Jika itu benar, mengapa Ganjar berprilaku demikian? Selaku politisi yang telah lama menjadi kader PDIP, Ganjar seharusnya sangat paham gaya kepemimpinan Megawati dan bagaimana cara kerja di tubuh PDIP.
Julie Beck dalam tulisannya People Want Power Because They Want Autonomy tampaknya dapat menjawab keganjilan tersebut.
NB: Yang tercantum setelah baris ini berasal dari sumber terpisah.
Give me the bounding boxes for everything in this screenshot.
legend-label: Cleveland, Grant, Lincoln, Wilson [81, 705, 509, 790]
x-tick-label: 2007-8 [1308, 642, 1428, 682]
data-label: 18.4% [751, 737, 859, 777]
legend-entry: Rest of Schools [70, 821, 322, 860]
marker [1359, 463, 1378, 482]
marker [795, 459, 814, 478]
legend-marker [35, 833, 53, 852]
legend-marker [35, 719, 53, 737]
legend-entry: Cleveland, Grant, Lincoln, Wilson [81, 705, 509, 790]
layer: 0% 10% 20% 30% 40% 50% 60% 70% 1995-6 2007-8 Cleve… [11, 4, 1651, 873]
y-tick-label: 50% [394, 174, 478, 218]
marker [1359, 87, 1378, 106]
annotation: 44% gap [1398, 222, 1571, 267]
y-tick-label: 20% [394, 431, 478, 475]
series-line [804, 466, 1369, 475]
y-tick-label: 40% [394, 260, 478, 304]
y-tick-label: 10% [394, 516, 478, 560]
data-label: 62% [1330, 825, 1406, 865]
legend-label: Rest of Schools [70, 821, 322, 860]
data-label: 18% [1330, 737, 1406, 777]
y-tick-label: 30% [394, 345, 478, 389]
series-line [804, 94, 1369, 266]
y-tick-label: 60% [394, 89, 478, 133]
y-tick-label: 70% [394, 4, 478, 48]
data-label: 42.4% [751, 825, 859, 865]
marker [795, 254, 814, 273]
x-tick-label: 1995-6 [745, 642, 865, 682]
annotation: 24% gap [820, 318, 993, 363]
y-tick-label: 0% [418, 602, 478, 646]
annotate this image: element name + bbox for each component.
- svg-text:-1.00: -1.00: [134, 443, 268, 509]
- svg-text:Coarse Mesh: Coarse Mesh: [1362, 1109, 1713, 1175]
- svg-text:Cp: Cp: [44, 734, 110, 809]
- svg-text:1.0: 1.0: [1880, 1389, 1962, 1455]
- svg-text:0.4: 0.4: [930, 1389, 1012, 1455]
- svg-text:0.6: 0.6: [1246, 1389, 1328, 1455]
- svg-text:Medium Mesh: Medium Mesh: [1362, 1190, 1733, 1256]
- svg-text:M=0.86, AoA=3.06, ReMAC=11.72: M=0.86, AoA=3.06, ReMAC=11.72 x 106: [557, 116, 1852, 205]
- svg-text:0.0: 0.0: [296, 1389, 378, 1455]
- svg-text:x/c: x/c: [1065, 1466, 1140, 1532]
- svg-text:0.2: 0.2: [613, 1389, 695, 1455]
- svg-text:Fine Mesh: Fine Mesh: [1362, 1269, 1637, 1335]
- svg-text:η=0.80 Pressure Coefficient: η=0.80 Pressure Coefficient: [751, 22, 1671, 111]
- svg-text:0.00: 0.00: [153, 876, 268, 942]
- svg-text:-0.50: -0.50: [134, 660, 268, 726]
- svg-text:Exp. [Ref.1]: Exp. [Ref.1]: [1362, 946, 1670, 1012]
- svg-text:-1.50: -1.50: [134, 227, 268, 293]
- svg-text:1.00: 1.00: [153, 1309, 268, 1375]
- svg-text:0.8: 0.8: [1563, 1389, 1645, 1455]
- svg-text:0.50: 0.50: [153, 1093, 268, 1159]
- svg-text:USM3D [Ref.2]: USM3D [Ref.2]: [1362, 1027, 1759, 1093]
Mengutip studi gabungan dari University of Cologne, University of Groningen dan Columbia University, Beck hendak menjawab pertanyaan, apakah kekuasaan (power) itu sebagai pengaruh (influence) atau sebagai otonomi (autonomy).
Pertanyaan penelitiannya adalah, antara (1) kondisi dapat memengaruhi atau mengontrol orang lain, dengan (2) kondisi berotonomi atau terbebas dari kontrol orang lain, mana yang lebih memuaskan hasrat individu akan kekuasaan?
Dari berbagai eksperimen yang dilakukan, hasilnya menunjukkan hasrat kekuasaan partisipan ternyata lebih terpuaskan dengan kondisi berotonomi daripada kondisi mengontrol orang lain.
Jika temuan tersebut berlaku universal, mudah untuk menyimpulkan, saat ini Ganjar ingin berotonomi atau terlepas dari bayang-bayang Megawati dan PDIP untuk memenuhi ambisinya maju di gelaran Pilpres 2024.
Bau-bau persoalan ini sebenarnya telah terlihat dari Pemilihan Bupati (Pilbup) Purbalingga 2020. Saat itu, alih-alih mendukung pasangan Dyah Hayuning Pratiwi dan Sudono yang menjadi jagoan PDIP, Ganjar justru mendukung adik iparnya, Zaini Makarim yang menjadi wakil dari Muhamamad Sulhan Fauzi. Pilbup Purbalingga juga disebut-sebut sebagai awal dari keretakan hubungan Ganjar dengan PDIP.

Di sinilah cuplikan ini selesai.